The total cost of the Bush tax cuts when fully phased in will add up to be about $2.6 TRILLION. Putting that in perspective, the federal government only collected about $2.6 trillion in revenues for all of last year.
Based on figures from both the Office of Management and Budget (OMB) and the CBO, after inheriting several record budget SURPLUSES from the Clinton administration (give the man his due), Bush has now turned them into record-breaking DEFICITS.

In fact, the White House has admitted as much as evidenced by the last budget proposals it submitted that slash public services:
Federal funding for veterans’ benefits will be about a tenth lower
Federal funding for education and social services will be a fifth lower
Federal funding for environmental programs will be about a fourth lower,
Federal funding for transportation will be about a third lower
Federal funding for community development will be about two-thirds lower
As former Federal Reserve Chairman Alan Greenspan warned, "If you’re going to lower taxes, you shouldn’t be borrowing essentially the tax cut. And doing that over the long run is not a stable fiscal situation."
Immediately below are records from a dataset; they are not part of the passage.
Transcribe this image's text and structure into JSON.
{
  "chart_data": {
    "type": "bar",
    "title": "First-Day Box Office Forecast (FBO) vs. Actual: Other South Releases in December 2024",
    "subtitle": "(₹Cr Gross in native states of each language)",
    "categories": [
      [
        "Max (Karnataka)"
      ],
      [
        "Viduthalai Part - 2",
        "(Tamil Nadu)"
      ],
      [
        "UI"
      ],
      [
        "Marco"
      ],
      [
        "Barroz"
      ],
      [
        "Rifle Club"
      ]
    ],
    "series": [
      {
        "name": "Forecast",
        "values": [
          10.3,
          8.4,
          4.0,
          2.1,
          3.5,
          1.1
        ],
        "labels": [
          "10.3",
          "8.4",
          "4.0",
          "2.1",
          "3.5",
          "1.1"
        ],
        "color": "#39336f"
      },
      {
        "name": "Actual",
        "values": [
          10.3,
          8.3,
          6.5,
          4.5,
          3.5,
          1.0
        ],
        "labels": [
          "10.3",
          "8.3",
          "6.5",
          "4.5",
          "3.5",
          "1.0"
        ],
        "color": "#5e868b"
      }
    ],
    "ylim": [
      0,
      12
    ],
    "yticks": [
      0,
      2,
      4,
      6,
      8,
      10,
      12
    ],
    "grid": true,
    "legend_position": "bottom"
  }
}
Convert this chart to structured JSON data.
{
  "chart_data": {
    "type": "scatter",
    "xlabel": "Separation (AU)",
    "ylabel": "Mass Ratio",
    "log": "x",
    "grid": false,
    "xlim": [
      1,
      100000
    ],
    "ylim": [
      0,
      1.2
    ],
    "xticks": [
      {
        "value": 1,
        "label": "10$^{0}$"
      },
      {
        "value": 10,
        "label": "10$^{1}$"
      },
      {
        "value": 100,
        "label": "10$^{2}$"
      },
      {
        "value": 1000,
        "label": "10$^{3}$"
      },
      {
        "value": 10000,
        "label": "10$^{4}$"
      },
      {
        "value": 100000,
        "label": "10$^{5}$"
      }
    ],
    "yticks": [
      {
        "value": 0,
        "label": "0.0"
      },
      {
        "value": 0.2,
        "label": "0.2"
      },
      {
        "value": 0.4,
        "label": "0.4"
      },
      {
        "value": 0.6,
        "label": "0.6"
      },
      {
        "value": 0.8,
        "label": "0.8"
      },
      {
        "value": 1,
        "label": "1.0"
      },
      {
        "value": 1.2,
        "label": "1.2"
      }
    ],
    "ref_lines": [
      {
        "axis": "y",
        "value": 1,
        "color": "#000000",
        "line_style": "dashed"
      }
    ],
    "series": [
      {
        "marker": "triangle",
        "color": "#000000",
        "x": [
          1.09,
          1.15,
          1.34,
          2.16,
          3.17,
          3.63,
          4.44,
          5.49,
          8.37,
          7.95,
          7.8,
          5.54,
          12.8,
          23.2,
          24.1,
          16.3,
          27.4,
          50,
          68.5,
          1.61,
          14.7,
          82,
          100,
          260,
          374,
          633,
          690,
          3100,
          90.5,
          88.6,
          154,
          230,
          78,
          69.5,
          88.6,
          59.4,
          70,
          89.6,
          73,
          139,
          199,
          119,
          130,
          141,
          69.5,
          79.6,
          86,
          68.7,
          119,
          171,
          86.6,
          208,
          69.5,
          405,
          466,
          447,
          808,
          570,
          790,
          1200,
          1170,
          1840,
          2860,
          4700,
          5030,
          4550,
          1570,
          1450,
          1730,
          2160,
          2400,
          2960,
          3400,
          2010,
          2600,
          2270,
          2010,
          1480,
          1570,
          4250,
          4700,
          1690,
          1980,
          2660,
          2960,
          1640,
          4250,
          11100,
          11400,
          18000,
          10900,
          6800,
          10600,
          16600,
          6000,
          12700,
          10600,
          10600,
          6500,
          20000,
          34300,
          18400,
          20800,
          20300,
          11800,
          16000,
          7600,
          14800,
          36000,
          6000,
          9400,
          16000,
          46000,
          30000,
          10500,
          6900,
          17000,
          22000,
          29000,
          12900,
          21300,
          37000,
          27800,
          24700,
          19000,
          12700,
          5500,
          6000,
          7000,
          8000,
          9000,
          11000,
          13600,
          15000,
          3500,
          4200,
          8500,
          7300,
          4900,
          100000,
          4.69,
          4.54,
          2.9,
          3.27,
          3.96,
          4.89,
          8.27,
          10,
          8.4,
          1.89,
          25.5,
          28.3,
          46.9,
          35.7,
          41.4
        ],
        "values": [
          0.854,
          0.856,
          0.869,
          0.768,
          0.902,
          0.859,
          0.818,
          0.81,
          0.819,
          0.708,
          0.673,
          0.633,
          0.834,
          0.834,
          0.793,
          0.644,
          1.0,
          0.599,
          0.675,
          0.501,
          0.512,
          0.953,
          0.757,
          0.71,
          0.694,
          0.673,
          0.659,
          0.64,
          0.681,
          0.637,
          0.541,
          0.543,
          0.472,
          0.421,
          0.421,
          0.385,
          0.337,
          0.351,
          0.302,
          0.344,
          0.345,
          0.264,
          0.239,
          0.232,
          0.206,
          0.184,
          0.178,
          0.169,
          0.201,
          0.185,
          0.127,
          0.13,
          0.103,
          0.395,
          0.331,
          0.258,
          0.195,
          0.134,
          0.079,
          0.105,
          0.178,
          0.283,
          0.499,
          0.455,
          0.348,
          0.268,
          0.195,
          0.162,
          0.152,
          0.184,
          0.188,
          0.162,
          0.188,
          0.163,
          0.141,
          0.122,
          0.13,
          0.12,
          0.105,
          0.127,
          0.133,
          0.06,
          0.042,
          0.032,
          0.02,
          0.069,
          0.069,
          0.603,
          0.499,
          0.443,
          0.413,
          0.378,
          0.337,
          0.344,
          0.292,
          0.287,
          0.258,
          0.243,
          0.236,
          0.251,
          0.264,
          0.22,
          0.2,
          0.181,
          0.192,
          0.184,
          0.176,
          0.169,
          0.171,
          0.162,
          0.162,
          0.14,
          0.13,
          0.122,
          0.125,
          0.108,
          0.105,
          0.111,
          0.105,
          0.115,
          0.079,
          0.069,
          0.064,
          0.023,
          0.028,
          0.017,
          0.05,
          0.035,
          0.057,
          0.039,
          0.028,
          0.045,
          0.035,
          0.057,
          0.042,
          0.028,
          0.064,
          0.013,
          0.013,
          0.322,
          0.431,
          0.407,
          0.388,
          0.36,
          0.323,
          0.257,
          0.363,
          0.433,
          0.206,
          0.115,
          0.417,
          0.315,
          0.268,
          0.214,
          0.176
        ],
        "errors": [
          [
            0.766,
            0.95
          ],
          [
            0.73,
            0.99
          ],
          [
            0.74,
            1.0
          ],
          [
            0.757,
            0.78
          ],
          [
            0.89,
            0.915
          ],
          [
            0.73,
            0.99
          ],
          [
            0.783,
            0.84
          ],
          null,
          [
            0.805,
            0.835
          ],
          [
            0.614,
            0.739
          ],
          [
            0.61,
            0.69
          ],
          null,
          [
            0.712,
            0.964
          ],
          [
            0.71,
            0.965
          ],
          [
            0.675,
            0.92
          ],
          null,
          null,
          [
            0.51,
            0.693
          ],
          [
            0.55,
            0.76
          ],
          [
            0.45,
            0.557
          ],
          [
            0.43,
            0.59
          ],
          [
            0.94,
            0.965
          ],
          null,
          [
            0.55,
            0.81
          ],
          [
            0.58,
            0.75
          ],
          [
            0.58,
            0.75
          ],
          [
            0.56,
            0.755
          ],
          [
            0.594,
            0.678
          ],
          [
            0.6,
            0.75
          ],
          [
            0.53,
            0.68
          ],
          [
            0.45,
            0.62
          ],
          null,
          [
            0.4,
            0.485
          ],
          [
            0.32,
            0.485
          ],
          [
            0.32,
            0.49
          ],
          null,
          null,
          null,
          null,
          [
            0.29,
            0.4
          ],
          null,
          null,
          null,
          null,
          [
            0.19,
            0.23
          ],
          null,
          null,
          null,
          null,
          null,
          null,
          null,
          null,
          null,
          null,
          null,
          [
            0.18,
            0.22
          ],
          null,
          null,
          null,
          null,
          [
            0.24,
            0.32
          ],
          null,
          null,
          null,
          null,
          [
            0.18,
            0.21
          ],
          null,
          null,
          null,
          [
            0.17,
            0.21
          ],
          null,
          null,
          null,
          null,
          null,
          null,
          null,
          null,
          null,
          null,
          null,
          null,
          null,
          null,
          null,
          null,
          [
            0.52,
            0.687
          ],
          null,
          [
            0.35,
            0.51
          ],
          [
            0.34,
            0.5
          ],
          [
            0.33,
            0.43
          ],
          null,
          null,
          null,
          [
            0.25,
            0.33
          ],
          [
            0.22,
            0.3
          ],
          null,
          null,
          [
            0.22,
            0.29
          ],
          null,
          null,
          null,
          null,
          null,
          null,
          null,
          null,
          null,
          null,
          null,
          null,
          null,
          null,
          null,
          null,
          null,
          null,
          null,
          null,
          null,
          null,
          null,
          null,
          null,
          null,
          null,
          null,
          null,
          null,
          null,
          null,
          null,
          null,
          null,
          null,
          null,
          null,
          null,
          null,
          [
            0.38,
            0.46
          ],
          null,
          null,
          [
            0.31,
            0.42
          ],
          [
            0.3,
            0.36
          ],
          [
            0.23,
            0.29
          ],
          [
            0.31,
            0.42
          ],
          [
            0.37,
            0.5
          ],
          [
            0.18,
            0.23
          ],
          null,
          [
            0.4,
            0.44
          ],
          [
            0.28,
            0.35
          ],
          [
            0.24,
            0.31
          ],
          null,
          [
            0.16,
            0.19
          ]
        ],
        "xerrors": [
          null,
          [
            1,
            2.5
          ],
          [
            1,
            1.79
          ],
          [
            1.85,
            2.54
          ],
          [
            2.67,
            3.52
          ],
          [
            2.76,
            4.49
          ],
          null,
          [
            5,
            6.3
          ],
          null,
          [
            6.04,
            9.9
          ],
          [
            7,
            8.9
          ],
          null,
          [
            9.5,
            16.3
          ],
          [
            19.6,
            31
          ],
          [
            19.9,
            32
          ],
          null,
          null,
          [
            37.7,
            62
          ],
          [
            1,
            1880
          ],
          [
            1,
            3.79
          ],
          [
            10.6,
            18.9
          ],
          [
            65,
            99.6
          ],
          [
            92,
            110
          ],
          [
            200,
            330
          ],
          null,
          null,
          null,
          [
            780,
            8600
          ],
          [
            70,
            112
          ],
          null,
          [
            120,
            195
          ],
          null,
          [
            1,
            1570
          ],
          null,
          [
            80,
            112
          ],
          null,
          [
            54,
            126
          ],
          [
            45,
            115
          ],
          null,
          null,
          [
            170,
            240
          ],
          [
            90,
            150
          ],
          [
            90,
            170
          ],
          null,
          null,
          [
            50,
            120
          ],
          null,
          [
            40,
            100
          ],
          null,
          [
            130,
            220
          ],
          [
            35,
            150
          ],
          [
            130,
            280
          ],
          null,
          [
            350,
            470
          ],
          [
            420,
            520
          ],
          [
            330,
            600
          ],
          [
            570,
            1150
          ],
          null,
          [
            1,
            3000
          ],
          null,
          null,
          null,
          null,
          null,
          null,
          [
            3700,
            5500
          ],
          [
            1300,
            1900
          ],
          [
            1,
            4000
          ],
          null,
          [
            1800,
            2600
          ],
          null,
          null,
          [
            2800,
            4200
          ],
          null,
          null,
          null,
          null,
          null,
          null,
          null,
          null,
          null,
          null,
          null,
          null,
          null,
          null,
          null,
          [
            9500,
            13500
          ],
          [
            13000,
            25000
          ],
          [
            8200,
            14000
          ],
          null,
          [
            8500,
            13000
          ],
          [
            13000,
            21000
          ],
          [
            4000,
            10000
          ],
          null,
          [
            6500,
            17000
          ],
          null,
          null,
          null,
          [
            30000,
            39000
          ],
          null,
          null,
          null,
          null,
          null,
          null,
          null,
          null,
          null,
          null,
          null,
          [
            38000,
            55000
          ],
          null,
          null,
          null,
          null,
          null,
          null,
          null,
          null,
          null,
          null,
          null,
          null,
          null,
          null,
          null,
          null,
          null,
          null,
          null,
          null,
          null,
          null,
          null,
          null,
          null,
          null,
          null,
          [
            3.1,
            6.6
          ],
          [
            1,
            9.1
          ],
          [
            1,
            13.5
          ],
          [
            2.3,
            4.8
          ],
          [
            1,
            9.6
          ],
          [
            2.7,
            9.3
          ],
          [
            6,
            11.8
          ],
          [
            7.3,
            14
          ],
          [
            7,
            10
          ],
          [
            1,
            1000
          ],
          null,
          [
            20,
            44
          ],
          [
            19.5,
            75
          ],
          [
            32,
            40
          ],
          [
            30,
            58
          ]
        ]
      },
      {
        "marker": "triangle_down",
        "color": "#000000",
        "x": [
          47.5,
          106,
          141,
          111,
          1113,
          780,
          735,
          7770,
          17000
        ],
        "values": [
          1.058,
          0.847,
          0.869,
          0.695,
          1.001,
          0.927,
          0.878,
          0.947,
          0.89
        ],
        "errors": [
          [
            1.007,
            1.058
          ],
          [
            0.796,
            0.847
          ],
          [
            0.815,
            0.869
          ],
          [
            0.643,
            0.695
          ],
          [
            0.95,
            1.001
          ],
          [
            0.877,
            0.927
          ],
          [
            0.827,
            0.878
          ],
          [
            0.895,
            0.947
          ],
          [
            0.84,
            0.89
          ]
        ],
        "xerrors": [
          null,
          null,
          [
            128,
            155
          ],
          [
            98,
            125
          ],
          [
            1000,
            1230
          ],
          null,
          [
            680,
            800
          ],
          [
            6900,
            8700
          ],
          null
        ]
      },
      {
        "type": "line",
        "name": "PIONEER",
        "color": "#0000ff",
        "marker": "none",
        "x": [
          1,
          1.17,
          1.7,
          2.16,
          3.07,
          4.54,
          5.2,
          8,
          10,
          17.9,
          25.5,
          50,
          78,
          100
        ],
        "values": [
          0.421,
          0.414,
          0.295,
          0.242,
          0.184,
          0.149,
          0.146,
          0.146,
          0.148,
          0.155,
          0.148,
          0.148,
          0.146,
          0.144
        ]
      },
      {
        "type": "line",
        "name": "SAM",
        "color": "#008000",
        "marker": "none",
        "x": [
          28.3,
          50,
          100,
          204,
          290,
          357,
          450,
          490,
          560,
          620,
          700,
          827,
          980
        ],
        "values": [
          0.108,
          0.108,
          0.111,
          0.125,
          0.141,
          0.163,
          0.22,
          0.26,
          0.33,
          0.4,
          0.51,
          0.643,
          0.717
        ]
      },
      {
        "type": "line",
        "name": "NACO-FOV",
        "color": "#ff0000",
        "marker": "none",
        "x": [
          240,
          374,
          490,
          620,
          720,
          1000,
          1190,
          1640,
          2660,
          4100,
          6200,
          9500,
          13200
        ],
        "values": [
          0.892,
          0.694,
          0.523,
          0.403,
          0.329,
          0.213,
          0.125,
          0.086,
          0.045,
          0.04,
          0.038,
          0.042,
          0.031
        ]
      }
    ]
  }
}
When we are currently in a war with no end in sight, when families literally have to decide between spending their hard-earned money on food or medicines, when the shadow of a recession – or worse – looms over us, Bush and his Republican cronies have elected to make extending their tax cuts permanently a top priority. I’m sure the richest one percent of Americans will be grateful.
But if any of you, your family or friends happen to use the public roads, have children in public schools, rely on Medicare or Medicaid, care about the environment or will be in need of Veterans benefits ... well, you’re going to see a change in the quality of your life because of the reductions in public services courtesy of the Bush/Republican tax cuts.
But, hey – at least the richest one percent will be doing fine, thank you very much.